Occupational dermatoses as a totality of all possibly present occupational skin diseases, which are predominantly reported by means of “Dermatologist’s Report—Initiation of Dermatological Procedure” (https://www.dguv.de/medien/formtexte/aerzte/f_6050/f6050.pdf, last accessed 28.01.2023), have been at the top of the annual reports for many years, with a large gap to other occupational diseases [203]. If there is reasonable suspicion of an occupational disease (BK) according to number 5101 of the annex to the Occupational Diseases Ordinance (BKV), the BK suspicion report (https://www.dguv.de/medien/formtexte/aerzte/f_6000/f6000.pdf, last accessed 28.01.2023) must be submitted and, in addition, a dermatologist’s report must always be submitted in order to ensure that the Berufsgenossenschaft or accident insurance fund is informed in detail about the case of disease. During the course of treatment, both before and after recognition of BK 5101, a “Dermatologist’s report—course of treatment” (https://www.dguv.de/medien/formtexte/aerzte/f_6052/f6052.pdf, last accessed 28.01.2023) must be submitted at intervals specified by the employers’ liability insurance association or accident insurance fund. The main objective of the dermatologist’s procedure, which has already been tried and tested since 1972, thus remains to achieve sustainable improvements for each affected insured person in terms of their disease severity, ability to work, quality of life, and prognosis [204].

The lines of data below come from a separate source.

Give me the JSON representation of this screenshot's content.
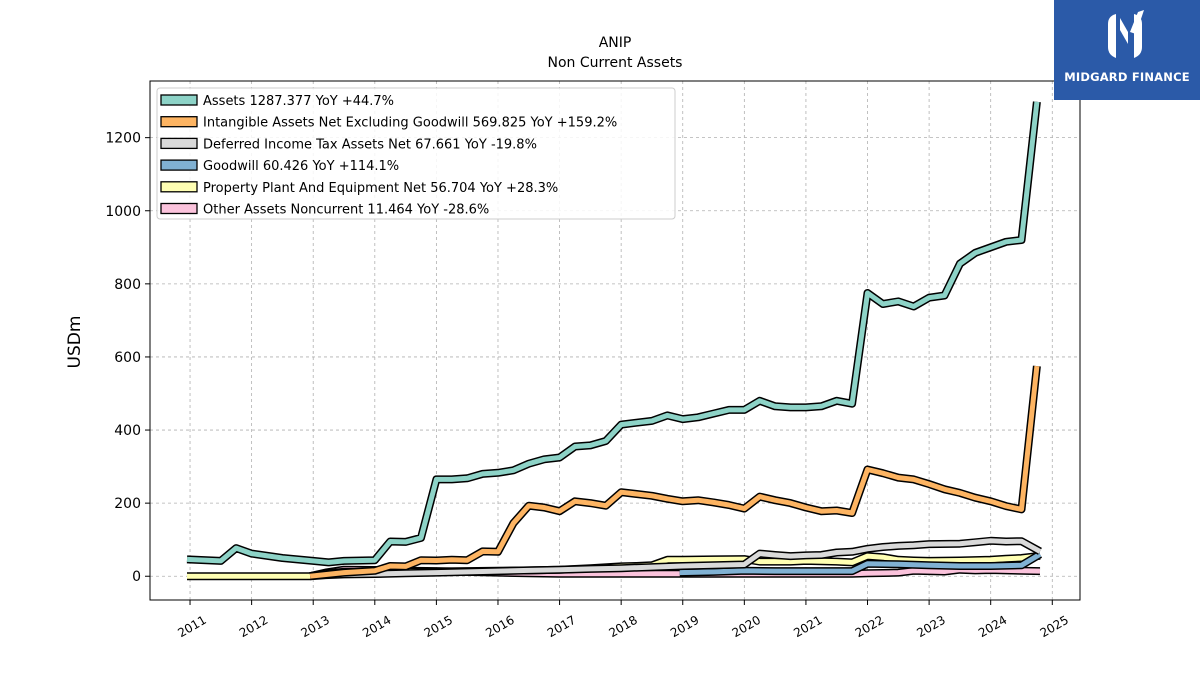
{
  "chart_data": {
    "type": "line",
    "title": "ANIP",
    "subtitle": "Non Current  Assets",
    "xlabel": "",
    "ylabel": "USDm",
    "xlim": [
      2010.35,
      2025.45
    ],
    "ylim": [
      -65,
      1355
    ],
    "x_ticks": [
      "2011",
      "2012",
      "2013",
      "2014",
      "2015",
      "2016",
      "2017",
      "2018",
      "2019",
      "2020",
      "2021",
      "2022",
      "2023",
      "2024",
      "2025"
    ],
    "y_ticks": [
      "0",
      "200",
      "400",
      "600",
      "800",
      "1000",
      "1200"
    ],
    "grid": true,
    "legend_position": "top-left",
    "series": [
      {
        "name": "Other Assets Noncurrent  11.464 YoY -28.6%",
        "color": "#fbc3dc",
        "points": [
          [
            2012.95,
            0
          ],
          [
            2013.2,
            10
          ],
          [
            2013.5,
            18
          ],
          [
            2014.0,
            17
          ],
          [
            2014.5,
            15
          ],
          [
            2015.0,
            14
          ],
          [
            2015.5,
            12
          ],
          [
            2016.0,
            10
          ],
          [
            2016.5,
            8
          ],
          [
            2017.0,
            7
          ],
          [
            2017.5,
            7
          ],
          [
            2018.0,
            7
          ],
          [
            2018.5,
            7
          ],
          [
            2019.0,
            7
          ],
          [
            2019.5,
            7
          ],
          [
            2020.0,
            7
          ],
          [
            2020.5,
            7
          ],
          [
            2021.0,
            7
          ],
          [
            2021.5,
            7
          ],
          [
            2021.75,
            7
          ],
          [
            2022.0,
            8
          ],
          [
            2022.25,
            9
          ],
          [
            2022.5,
            10
          ],
          [
            2022.75,
            15
          ],
          [
            2023.0,
            14
          ],
          [
            2023.25,
            13
          ],
          [
            2023.5,
            18
          ],
          [
            2023.75,
            16
          ],
          [
            2024.0,
            17
          ],
          [
            2024.25,
            16
          ],
          [
            2024.5,
            15
          ],
          [
            2024.8,
            14
          ]
        ]
      },
      {
        "name": "Property Plant And Equipment Net  56.704 YoY +28.3%",
        "color": "#ffffb3",
        "points": [
          [
            2010.95,
            0
          ],
          [
            2011.5,
            0
          ],
          [
            2012.0,
            0
          ],
          [
            2012.5,
            0
          ],
          [
            2012.95,
            0
          ],
          [
            2013.2,
            8
          ],
          [
            2013.5,
            12
          ],
          [
            2014.0,
            12
          ],
          [
            2014.5,
            13
          ],
          [
            2015.0,
            13
          ],
          [
            2015.5,
            14
          ],
          [
            2016.0,
            15
          ],
          [
            2016.5,
            16
          ],
          [
            2017.0,
            18
          ],
          [
            2017.5,
            22
          ],
          [
            2018.0,
            27
          ],
          [
            2018.25,
            28
          ],
          [
            2018.5,
            30
          ],
          [
            2018.75,
            45
          ],
          [
            2019.0,
            45
          ],
          [
            2019.5,
            46
          ],
          [
            2020.0,
            47
          ],
          [
            2020.25,
            40
          ],
          [
            2020.5,
            40
          ],
          [
            2020.75,
            40
          ],
          [
            2021.0,
            42
          ],
          [
            2021.5,
            40
          ],
          [
            2021.75,
            38
          ],
          [
            2022.0,
            55
          ],
          [
            2022.25,
            52
          ],
          [
            2022.5,
            45
          ],
          [
            2022.75,
            43
          ],
          [
            2023.0,
            42
          ],
          [
            2023.5,
            43
          ],
          [
            2024.0,
            45
          ],
          [
            2024.25,
            48
          ],
          [
            2024.5,
            50
          ],
          [
            2024.8,
            56
          ]
        ]
      },
      {
        "name": "Goodwill  60.426 YoY +114.1%",
        "color": "#80b1d3",
        "points": [
          [
            2018.95,
            10
          ],
          [
            2019.5,
            12
          ],
          [
            2020.0,
            15
          ],
          [
            2020.5,
            14
          ],
          [
            2021.0,
            14
          ],
          [
            2021.5,
            14
          ],
          [
            2021.75,
            14
          ],
          [
            2022.0,
            34
          ],
          [
            2022.5,
            33
          ],
          [
            2023.0,
            30
          ],
          [
            2023.5,
            28
          ],
          [
            2024.0,
            28
          ],
          [
            2024.5,
            30
          ],
          [
            2024.8,
            60
          ]
        ]
      },
      {
        "name": "Deferred Income Tax Assets Net  67.661 YoY -19.8%",
        "color": "#d9d9d9",
        "points": [
          [
            2012.95,
            0
          ],
          [
            2013.2,
            3
          ],
          [
            2013.5,
            5
          ],
          [
            2014.0,
            6
          ],
          [
            2014.5,
            8
          ],
          [
            2015.0,
            10
          ],
          [
            2015.5,
            12
          ],
          [
            2016.0,
            14
          ],
          [
            2016.5,
            16
          ],
          [
            2017.0,
            18
          ],
          [
            2017.5,
            20
          ],
          [
            2018.0,
            22
          ],
          [
            2018.5,
            25
          ],
          [
            2019.0,
            28
          ],
          [
            2019.5,
            30
          ],
          [
            2020.0,
            32
          ],
          [
            2020.25,
            62
          ],
          [
            2020.5,
            58
          ],
          [
            2020.75,
            55
          ],
          [
            2021.0,
            57
          ],
          [
            2021.25,
            58
          ],
          [
            2021.5,
            65
          ],
          [
            2021.75,
            67
          ],
          [
            2022.0,
            75
          ],
          [
            2022.25,
            80
          ],
          [
            2022.5,
            83
          ],
          [
            2022.75,
            85
          ],
          [
            2023.0,
            88
          ],
          [
            2023.5,
            89
          ],
          [
            2023.75,
            93
          ],
          [
            2024.0,
            97
          ],
          [
            2024.25,
            95
          ],
          [
            2024.5,
            96
          ],
          [
            2024.8,
            68
          ]
        ]
      },
      {
        "name": "Intangible Assets Net Excluding Goodwill  569.825 YoY +159.2%",
        "color": "#fdb462",
        "points": [
          [
            2012.95,
            0
          ],
          [
            2013.5,
            10
          ],
          [
            2014.0,
            15
          ],
          [
            2014.25,
            28
          ],
          [
            2014.5,
            27
          ],
          [
            2014.75,
            44
          ],
          [
            2015.0,
            43
          ],
          [
            2015.25,
            45
          ],
          [
            2015.5,
            44
          ],
          [
            2015.75,
            68
          ],
          [
            2016.0,
            67
          ],
          [
            2016.25,
            145
          ],
          [
            2016.5,
            193
          ],
          [
            2016.75,
            188
          ],
          [
            2017.0,
            178
          ],
          [
            2017.25,
            205
          ],
          [
            2017.5,
            200
          ],
          [
            2017.75,
            193
          ],
          [
            2018.0,
            230
          ],
          [
            2018.25,
            225
          ],
          [
            2018.5,
            220
          ],
          [
            2018.75,
            212
          ],
          [
            2019.0,
            205
          ],
          [
            2019.25,
            208
          ],
          [
            2019.5,
            202
          ],
          [
            2019.75,
            195
          ],
          [
            2020.0,
            185
          ],
          [
            2020.25,
            218
          ],
          [
            2020.5,
            208
          ],
          [
            2020.75,
            200
          ],
          [
            2021.0,
            188
          ],
          [
            2021.25,
            178
          ],
          [
            2021.5,
            180
          ],
          [
            2021.75,
            173
          ],
          [
            2022.0,
            292
          ],
          [
            2022.25,
            282
          ],
          [
            2022.5,
            270
          ],
          [
            2022.75,
            265
          ],
          [
            2023.0,
            252
          ],
          [
            2023.25,
            238
          ],
          [
            2023.5,
            228
          ],
          [
            2023.75,
            215
          ],
          [
            2024.0,
            205
          ],
          [
            2024.25,
            192
          ],
          [
            2024.5,
            183
          ],
          [
            2024.75,
            575
          ]
        ]
      },
      {
        "name": "Assets  1287.377 YoY +44.7%",
        "color": "#8dd3c7",
        "points": [
          [
            2010.95,
            46
          ],
          [
            2011.5,
            42
          ],
          [
            2011.75,
            77
          ],
          [
            2012.0,
            62
          ],
          [
            2012.5,
            50
          ],
          [
            2013.0,
            42
          ],
          [
            2013.25,
            38
          ],
          [
            2013.5,
            42
          ],
          [
            2014.0,
            44
          ],
          [
            2014.25,
            95
          ],
          [
            2014.5,
            94
          ],
          [
            2014.75,
            105
          ],
          [
            2015.0,
            265
          ],
          [
            2015.25,
            265
          ],
          [
            2015.5,
            268
          ],
          [
            2015.75,
            280
          ],
          [
            2016.0,
            283
          ],
          [
            2016.25,
            290
          ],
          [
            2016.5,
            308
          ],
          [
            2016.75,
            320
          ],
          [
            2017.0,
            325
          ],
          [
            2017.25,
            355
          ],
          [
            2017.5,
            358
          ],
          [
            2017.75,
            370
          ],
          [
            2018.0,
            415
          ],
          [
            2018.25,
            420
          ],
          [
            2018.5,
            425
          ],
          [
            2018.75,
            440
          ],
          [
            2019.0,
            430
          ],
          [
            2019.25,
            435
          ],
          [
            2019.5,
            445
          ],
          [
            2019.75,
            455
          ],
          [
            2020.0,
            455
          ],
          [
            2020.25,
            480
          ],
          [
            2020.5,
            465
          ],
          [
            2020.75,
            462
          ],
          [
            2021.0,
            462
          ],
          [
            2021.25,
            465
          ],
          [
            2021.5,
            480
          ],
          [
            2021.75,
            472
          ],
          [
            2022.0,
            775
          ],
          [
            2022.25,
            745
          ],
          [
            2022.5,
            752
          ],
          [
            2022.75,
            738
          ],
          [
            2023.0,
            762
          ],
          [
            2023.25,
            768
          ],
          [
            2023.5,
            855
          ],
          [
            2023.75,
            885
          ],
          [
            2024.0,
            900
          ],
          [
            2024.25,
            915
          ],
          [
            2024.5,
            920
          ],
          [
            2024.75,
            1298
          ]
        ]
      }
    ],
    "legend_order": [
      5,
      4,
      3,
      2,
      1,
      0
    ]
  },
  "logo": {
    "text": "MIDGARD FINANCE",
    "icon": "midgard-m-logo-icon",
    "color": "#2b5aa8"
  }
}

Irritant contact dermatitis of the hands is the most frequently observed form of eczema among occupational dermatoses [205]. Wet work is considered to be the most significant occupational skin hazard. According to own epidemiological studies on a collective of employees with occupational dermatosis [205], the most frequent triggering contact substances were cleaning agents (for all occupations), disinfectants (mostly for health care workers), and chemicals in the form of acids and alkalis (mostly for hairdressers).

Allergic contact dermatitis of the hands is observed less frequently than irritant contact dermatitis in people working in occupations with high skin stress [203]. Thus, according to own epidemiological studies [205], allergic contact dermatitis was diagnosed more frequently than irritant contact dermatitis only among employees in the hairdressing trade, in floristry, and in the construction and electrical trades. In general, contact sensitization to rubber ingredients (here thiurams and N‑isopropyl-N′-phenyl-p-phenylenediamine), epoxy resin, and p‑phenylenediamine detected by patch testing showed the highest proportion of positive test reactions with occupational relevance [206].